Dengan wajah sumringah ketawa ketiwi, saya masuk ke Gerbong kereta Jayabaya. Karena anak rumahan yang jarang pergi jauh-jauh, Rp250 ribu adalah harga tiket kereta termahal yang pernah saya bayarkan untuk sekali perjalanan, hehe. Makhlum, anak gadis, bungsuh lagi. Papanya suka khawatir kalau saya ngapa-ngapain sendiri, apalagi di tempat jauh karena saya termasuk anak yang ndelowor. Huft!

Kereta mulai bersiul. Nyuuuungggggg! Akhirnya saya berangkat sekitar pukul 10.30. Jarak tempuhnya cukup lama, 13 jam. Tapi saya tidak pernah merasa bosan dalam perjalanan. Malah sangat excited! Ini adalah pertama kalinya saya berjalan jauh, sendirian dan atas dasar liburan, bukan lomba atau cari uang. Walaupun waktunya sangat singkat, hanya 2 hari di Jakarta. Lama dijalan malahan. Waktu itu saya masih bekerja pauh waktu di salah satu radio yang ada di Malang. Keseringan ijin nggak siaran bisa jadi boomerang buat saya sendiri. Alhasil, saya manfaatkanlah waktu libur yang mepet-mepet itu. Pengennya sih liburan Round The World, apa daya “buruh ya ikut kata majikan”.

Sepanjang perjalanan, saya ngobrol dengan banyak orang. Saya tidak terlalu suka diam dan main handphone saat bersama orang-orang baru.
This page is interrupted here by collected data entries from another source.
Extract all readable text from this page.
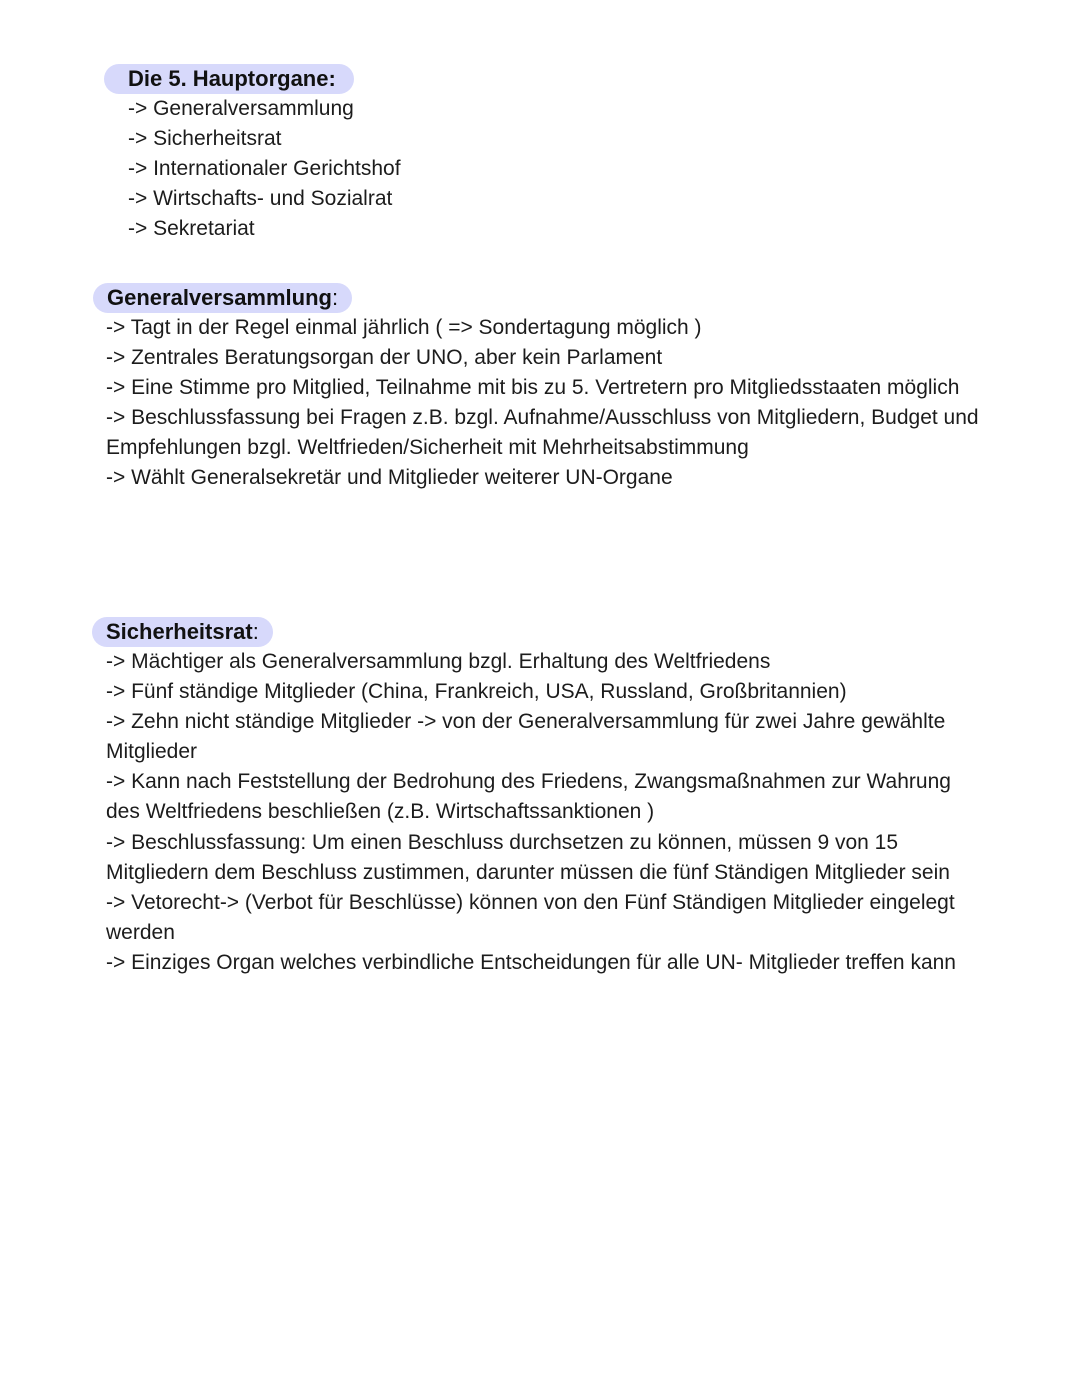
Die 5. Hauptorgane:
-> Generalversammlung
-> Sicherheitsrat
-> Internationaler Gerichtshof
-> Wirtschafts- und Sozialrat
-> Sekretariat
Generalversammlung:
-> Tagt in der Regel einmal jährlich ( => Sondertagung möglich )
-> Zentrales Beratungsorgan der UNO, aber kein Parlament
-> Eine Stimme pro Mitglied, Teilnahme mit bis zu 5. Vertretern pro Mitgliedsstaaten möglich
-> Beschlussfassung bei Fragen z.B. bzgl. Aufnahme/Ausschluss von Mitgliedern, Budget und
Empfehlungen bzgl. Weltfrieden/Sicherheit mit Mehrheitsabstimmung
-> Wählt Generalsekretär und Mitglieder weiterer UN-Organe
Sicherheitsrat:
-> Mächtiger als Generalversammlung bzgl. Erhaltung des Weltfriedens
-> Fünf ständige Mitglieder (China, Frankreich, USA, Russland, Großbritannien)
-> Zehn nicht ständige Mitglieder -> von der Generalversammlung für zwei Jahre gewählte
Mitglieder
-> Kann nach Feststellung der Bedrohung des Friedens, Zwangsmaßnahmen zur Wahrung
des Weltfriedens beschließen (z.B. Wirtschaftssanktionen )
-> Beschlussfassung: Um einen Beschluss durchsetzen zu können, müssen 9 von 15
Mitgliedern dem Beschluss zustimmen, darunter müssen die fünf Ständigen Mitglieder sein
-> Vetorecht-> (Verbot für Beschlüsse) können von den Fünf Ständigen Mitglieder eingelegt
werden
-> Einziges Organ welches verbindliche Entscheidungen für alle UN- Mitglieder treffen kann
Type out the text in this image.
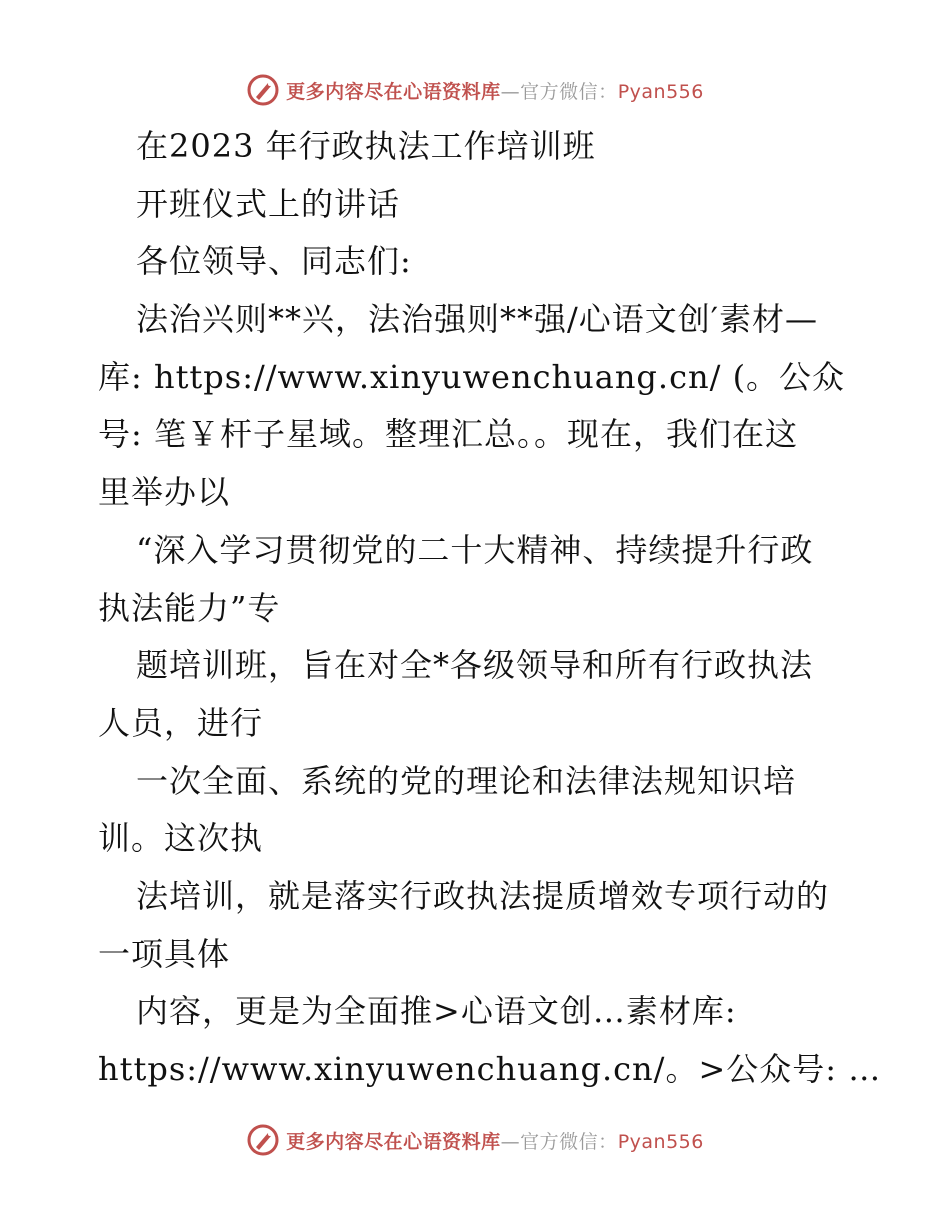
更多内容尽在心语资料库—官方微信：Pyan556
在2023 年行政执法工作培训班
开班仪式上的讲话
各位领导、同志们:
法治兴则**兴，法治强则**强/心语文创′素材—
库: https://www.xinyuwenchuang.cn/ (。公众
号: 笔￥杆子星域。整理汇总。。现在，我们在这
里举办以
“深入学习贯彻党的二十大精神、持续提升行政
执法能力”专
题培训班，旨在对全*各级领导和所有行政执法
人员，进行
一次全面、系统的党的理论和法律法规知识培
训。这次执
法培训，就是落实行政执法提质增效专项行动的
一项具体
内容，更是为全面推>心语文创…素材库:
https://www.xinyuwenchuang.cn/。>公众号: …
更多内容尽在心语资料库—官方微信：Pyan556
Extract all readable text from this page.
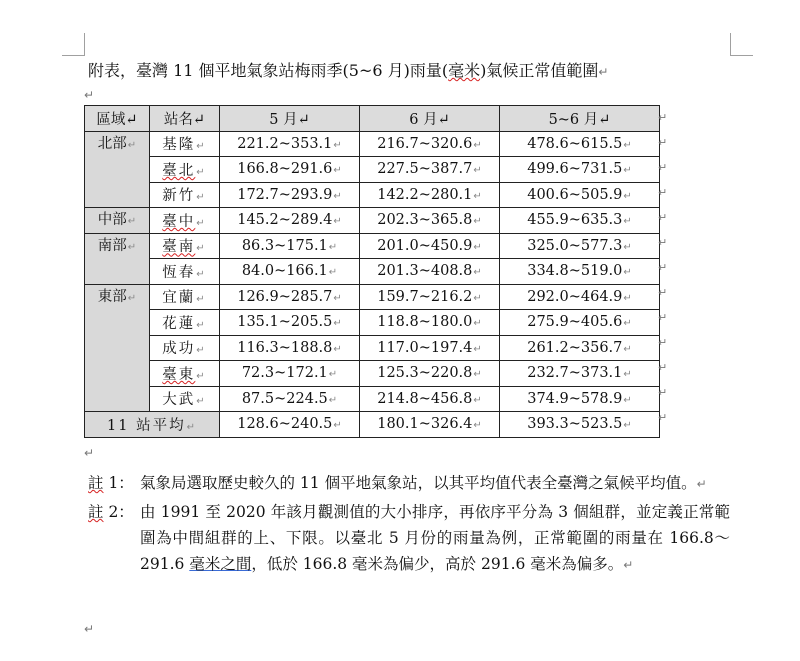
附表，臺灣 11 個平地氣象站梅雨季(5~6 月)雨量(毫米)氣候正常值範圍↵
↵
區域↵	站名↵	5 月↵	6 月↵	5~6 月↵
北部↵	基隆↵	221.2~353.1↵	216.7~320.6↵	478.6~615.5↵
	臺北↵	166.8~291.6↵	227.5~387.7↵	499.6~731.5↵
	新竹↵	172.7~293.9↵	142.2~280.1↵	400.6~505.9↵
中部↵	臺中↵	145.2~289.4↵	202.3~365.8↵	455.9~635.3↵
南部↵	臺南↵	86.3~175.1↵	201.0~450.9↵	325.0~577.3↵
	恆春↵	84.0~166.1↵	201.3~408.8↵	334.8~519.0↵
東部↵	宜蘭↵	126.9~285.7↵	159.7~216.2↵	292.0~464.9↵
	花蓮↵	135.1~205.5↵	118.8~180.0↵	275.9~405.6↵
	成功↵	116.3~188.8↵	117.0~197.4↵	261.2~356.7↵
	臺東↵	72.3~172.1↵	125.3~220.8↵	232.7~373.1↵
	大武↵	87.5~224.5↵	214.8~456.8↵	374.9~578.9↵
11 站平均↵		128.6~240.5↵	180.1~326.4↵	393.3~523.5↵
↵
↵
↵
↵
↵
↵
↵
↵
↵
↵
↵
↵
↵
↵
註 1： 氣象局選取歷史較久的 11 個平地氣象站，以其平均值代表全臺灣之氣候平均值。↵
註 2： 由 1991 至 2020 年該月觀測值的大小排序，再依序平分為 3 個組群，並定義正常範圍為中間組群的上、下限。以臺北 5 月份的雨量為例，正常範圍的雨量在 166.8～291.6 毫米之間，低於 166.8 毫米為偏少，高於 291.6 毫米為偏多。↵
↵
Saya lebih suka berkenalan, bergurau bersama mereka, mengetahui tempat tinggalnya, ya walaupun harus tetap dalam porsi sewajarnya. Jangan sampai dia merasa terganggu atas niat humble kita. Banyak penumpang yang mau pulang kampung ke Jakarta. Iya, keberangkatan saya waktu itu memang hanya selang sekitar 14 hari setelah HAri Raya Iedul Fitri. Saya nikmati saja pembicaraan yang mengalir itu.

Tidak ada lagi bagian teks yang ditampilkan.